Treatment and Lifestyle Management
While there is no cure for Bernard-Soulier syndrome, treatment focuses on managing bleeding episodes and preventing complications. For severe bleeding or in preparation for major surgical procedures, platelet transfusions are the primary therapy to temporarily increase the platelet count and improve clotting function. Repeated transfusions can sometimes lead to the development of antibodies against donor platelets, potentially reducing the effectiveness of future transfusions.

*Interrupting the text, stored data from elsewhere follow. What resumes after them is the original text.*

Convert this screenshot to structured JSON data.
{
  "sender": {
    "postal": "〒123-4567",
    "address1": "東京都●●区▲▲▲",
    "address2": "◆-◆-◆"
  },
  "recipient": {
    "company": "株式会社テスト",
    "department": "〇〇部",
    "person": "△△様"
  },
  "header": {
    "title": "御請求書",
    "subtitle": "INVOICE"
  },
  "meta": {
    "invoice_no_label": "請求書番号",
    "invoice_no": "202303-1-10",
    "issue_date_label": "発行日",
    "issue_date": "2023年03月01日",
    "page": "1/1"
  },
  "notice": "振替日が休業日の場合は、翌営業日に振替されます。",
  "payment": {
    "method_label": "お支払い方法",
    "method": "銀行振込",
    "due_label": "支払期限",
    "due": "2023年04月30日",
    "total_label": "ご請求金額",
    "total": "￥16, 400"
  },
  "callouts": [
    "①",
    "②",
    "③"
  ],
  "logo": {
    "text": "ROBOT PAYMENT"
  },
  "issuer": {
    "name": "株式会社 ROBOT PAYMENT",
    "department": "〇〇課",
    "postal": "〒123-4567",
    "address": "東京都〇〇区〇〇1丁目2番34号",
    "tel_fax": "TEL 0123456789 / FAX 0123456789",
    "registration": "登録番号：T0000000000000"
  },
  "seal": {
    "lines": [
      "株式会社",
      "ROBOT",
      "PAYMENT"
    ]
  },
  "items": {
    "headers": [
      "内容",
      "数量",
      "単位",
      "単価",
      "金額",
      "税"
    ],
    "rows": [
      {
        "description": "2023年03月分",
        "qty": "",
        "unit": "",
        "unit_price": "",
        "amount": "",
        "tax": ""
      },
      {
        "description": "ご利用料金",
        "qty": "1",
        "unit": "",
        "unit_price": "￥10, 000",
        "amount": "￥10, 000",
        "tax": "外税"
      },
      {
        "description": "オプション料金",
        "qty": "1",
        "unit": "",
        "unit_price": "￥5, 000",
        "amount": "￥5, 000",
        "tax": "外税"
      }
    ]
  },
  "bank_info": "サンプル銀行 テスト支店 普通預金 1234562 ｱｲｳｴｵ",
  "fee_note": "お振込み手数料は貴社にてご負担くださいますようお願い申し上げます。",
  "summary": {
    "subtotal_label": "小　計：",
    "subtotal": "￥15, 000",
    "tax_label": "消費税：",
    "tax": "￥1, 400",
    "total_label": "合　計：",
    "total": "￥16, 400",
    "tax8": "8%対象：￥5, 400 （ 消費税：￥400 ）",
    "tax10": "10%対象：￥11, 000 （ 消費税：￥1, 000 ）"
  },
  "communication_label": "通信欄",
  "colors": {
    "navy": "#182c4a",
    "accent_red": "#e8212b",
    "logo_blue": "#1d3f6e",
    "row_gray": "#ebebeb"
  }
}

Antifibrinolytic agents, such as tranexamic acid, can help control milder bleeding, particularly from mucous membranes like the nose or gums. Desmopressin (DDAVP) may also be considered for some individuals with minor bleeding episodes, as it can help improve platelet function. Individuals with BSS should avoid medications that interfere with platelet function, especially nonsteroidal anti-inflammatory drugs (NSAIDs) like ibuprofen and aspirin, as these can worsen bleeding. Maintaining good dental hygiene with a soft-bristled toothbrush is advisable to prevent gum bleeding. Proactive planning with medical teams is important before any surgical or dental procedures, and pregnant individuals with BSS require specialized obstetric and hematology care to monitor platelet counts and manage potential bleeding risks.